Charles Moore Charles Moore

The Spectator

Also in The Spectator’s Notes: TV licences, Brexit, the RSPB, badgers, the Olympics and Hinkley Point

issue 20 August 2016

When you vote in Britain, there is a relaxed feeling in the polling stations. This is a long-established part of our culture, the atmosphere seems to say, and you are trusted to follow its rules. But, as Sir Eric Pickles’s review of electoral fraud suggests, the ballot is not nearly as secure as it should be. If that trend continues, the results will be called in doubt, and then democracy really is in trouble. For a long time, I have suspected the process and so, in the recent EU referendum, I tried a couple of experiments, helped by the fact that I am legally registered to vote in London as well as Sussex (though of course one may cast only one vote in a national election or referendum). In Sussex, I went to the polling station early. I took my polling card, which is not compulsory, and asked the clerk what the significance of the barcode on it was. He had no idea, so presumably it has no security function (or the clerks are poorly trained).

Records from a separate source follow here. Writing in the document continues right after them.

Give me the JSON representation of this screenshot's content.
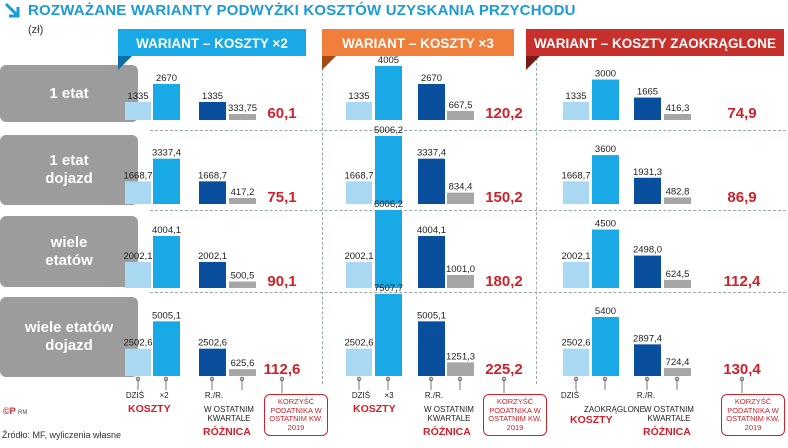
{
  "title": "ROZWAŻANE WARIANTY PODWYŻKI KOSZTÓW UZYSKANIA PRZYCHODU",
  "unit": "(zł)",
  "source": "Źródło: MF, wyliczenia własne",
  "logo": "©P",
  "logo_suffix": "RM",
  "colors": {
    "today": "#a8d8f2",
    "variant": "#18a9e6",
    "difference": "#0a4f9e",
    "quarterly": "#a6a6a6",
    "benefit": "#d0202a",
    "rowlabel_bg": "#9c9c9c"
  },
  "chart_data": {
    "type": "bar",
    "rows": [
      "1 etat",
      "1 etat dojazd",
      "wiele etatów",
      "wiele etatów dojazd"
    ],
    "variants": [
      {
        "banner": "WARIANT – KOSZTY ×2",
        "banner_color": "#18a9e6",
        "koszty": {
          "today_label": "DZIŚ",
          "variant_label": "×2",
          "group_label": "KOSZTY"
        },
        "diff": {
          "yearly_label": "R./R.",
          "quarterly_label": "W OSTATNIM KWARTALE",
          "group_label": "RÓŻNICA"
        },
        "benefit_label": "KORZYŚĆ PODATNIKA W OSTATNIM KW. 2019",
        "today": [
          "1335",
          "1668,7",
          "2002,1",
          "2502,6"
        ],
        "variant": [
          "2670",
          "3337,4",
          "4004,1",
          "5005,1"
        ],
        "yearly_diff": [
          "1335",
          "1668,7",
          "2002,1",
          "2502,6"
        ],
        "quarterly_diff": [
          "333,75",
          "417,2",
          "500,5",
          "625,6"
        ],
        "benefit": [
          "60,1",
          "75,1",
          "90,1",
          "112,6"
        ]
      },
      {
        "banner": "WARIANT – KOSZTY ×3",
        "banner_color": "#f07f3c",
        "koszty": {
          "today_label": "DZIŚ",
          "variant_label": "×3",
          "group_label": "KOSZTY"
        },
        "diff": {
          "yearly_label": "R./R.",
          "quarterly_label": "W OSTATNIM KWARTALE",
          "group_label": "RÓŻNICA"
        },
        "benefit_label": "KORZYŚĆ PODATNIKA W OSTATNIM KW. 2019",
        "today": [
          "1335",
          "1668,7",
          "2002,1",
          "2502,6"
        ],
        "variant": [
          "4005",
          "5006,2",
          "6006,2",
          "7507,7"
        ],
        "yearly_diff": [
          "2670",
          "3337,4",
          "4004,1",
          "5005,1"
        ],
        "quarterly_diff": [
          "667,5",
          "834,4",
          "1001,0",
          "1251,3"
        ],
        "benefit": [
          "120,2",
          "150,2",
          "180,2",
          "225,2"
        ]
      },
      {
        "banner": "WARIANT – KOSZTY ZAOKRĄGLONE",
        "banner_color": "#c8302c",
        "koszty": {
          "today_label": "DZIŚ",
          "variant_label": "ZAOKRĄGLONE",
          "group_label": "KOSZTY"
        },
        "diff": {
          "yearly_label": "R./R.",
          "quarterly_label": "W OSTATNIM KWARTALE",
          "group_label": "RÓŻNICA"
        },
        "benefit_label": "KORZYŚĆ PODATNIKA W OSTATNIM KW. 2019",
        "today": [
          "1335",
          "1668,7",
          "2002,1",
          "2502,6"
        ],
        "variant": [
          "3000",
          "3600",
          "4500",
          "5400"
        ],
        "yearly_diff": [
          "1665",
          "1931,3",
          "2498,0",
          "2897,4"
        ],
        "quarterly_diff": [
          "416,3",
          "482,8",
          "624,5",
          "724,4"
        ],
        "benefit": [
          "74,9",
          "86,9",
          "112,4",
          "130,4"
        ]
      }
    ]
  }
}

I voted to leave the European Union. Then I caught a train to London, where I went to my local polling station. There I presented my London polling card, unchallenged. I went into the booth and wrote on the ballot paper ‘I am spoiling my ballot because I have voted already. This second vote is my protest at how lax the voting rules are.’ I had agreed this in advance with the editor of this paper, as being in the public interest. If it is so easy for hundreds of thousands of people who legitimately have more than one vote (e.g. second-home owners, students) to vote more than once, it must be almost equally easy to acquire more than one vote by false registrations at legitimate addresses.